Un bar de Tirso de Molina, una botella de vino para uno, triste imagen, no logré saber por qué estaba tan decaído, quizá el pobre quiso escribir su nombre en la ventana y no tuvo suficiente espacio, quizá se llamaba Nicolás, o Nico Toscani como Steven Seagal en "Por encima de la ley" una película emocional de finales de los ochenta. No es buena cosa arreglar las tristezas con alcohol, se tiende a sobractuar y al final está uno haciendo el soberano ridículo entrándole a una tía que no sólo haría vomitar a una cabra de fea, sino que encima es de mentira y la usan para sujetar la tabla de precios en el bar. ¿Alcohol?, no. ¿Mierda rara?, tampoco.

Jardines del Moro, Príncipe pío, sí, hay cosas muy bonitas que nos rodean continuamente y que a veces fallamos en ver y preveer, sumidos como estamos en rutinas físicas y mentales, en tensiones e incertidumbres, pues no nos damos cuenta de lo que uno se pierde hasta que te calmas, te centras, miras al suelo y... ¡tachán!, ves en un mismo plano toda una imagen de una belleza desgarradoooooooora. No hay nada peor que tener la cabeza puesta siempre en otra parte.

Exámenes.
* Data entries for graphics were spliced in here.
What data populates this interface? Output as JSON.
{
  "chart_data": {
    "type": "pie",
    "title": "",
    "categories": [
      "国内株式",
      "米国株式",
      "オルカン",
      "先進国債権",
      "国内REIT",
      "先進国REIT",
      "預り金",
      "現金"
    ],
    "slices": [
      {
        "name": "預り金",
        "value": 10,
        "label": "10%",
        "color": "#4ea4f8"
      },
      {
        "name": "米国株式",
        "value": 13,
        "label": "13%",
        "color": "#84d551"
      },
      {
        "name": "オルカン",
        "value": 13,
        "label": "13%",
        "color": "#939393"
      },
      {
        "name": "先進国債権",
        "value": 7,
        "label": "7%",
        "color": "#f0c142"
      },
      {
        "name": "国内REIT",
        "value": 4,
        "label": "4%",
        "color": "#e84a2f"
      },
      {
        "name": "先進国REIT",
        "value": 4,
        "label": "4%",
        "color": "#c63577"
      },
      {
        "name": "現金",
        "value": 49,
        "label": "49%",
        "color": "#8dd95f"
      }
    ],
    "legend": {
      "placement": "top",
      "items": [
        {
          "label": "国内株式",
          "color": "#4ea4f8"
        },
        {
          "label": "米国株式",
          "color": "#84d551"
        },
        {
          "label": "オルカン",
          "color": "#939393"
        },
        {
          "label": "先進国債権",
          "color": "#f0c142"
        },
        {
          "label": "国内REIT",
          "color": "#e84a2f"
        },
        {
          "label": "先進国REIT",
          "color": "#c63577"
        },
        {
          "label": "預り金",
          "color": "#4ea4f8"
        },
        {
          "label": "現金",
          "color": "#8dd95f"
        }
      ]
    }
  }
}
Esa experiencia que si con quince años es traumática con casi treinta ya da vergüenza ajena. Mi facultad tiene un entramado de estructuras geométricas de lo más interesante, vamos, que te dan ganas de plantarte ahí y usar el eco para marcarse a voz en grito un:
How you turned my world, you precious thing
You starve and near exhaust me
Everything I've done, I've done for you
I move the stars for no one
You've run so long
You've run so far
Your eyes can be so cruel
Just as I can be so cruel
Though I do believe in you
Yes I do
Live without the sunlight
Love without your heartbeat
I, I can't live within you
I can't live within you

-¿Estados unidos era una república presidencialista o existencialista?. No hay nadie, me habré equivocado con la fecha del exámen?, a ver que mire...¡ouch!, ndsdl (nunca debí salir de Leganes).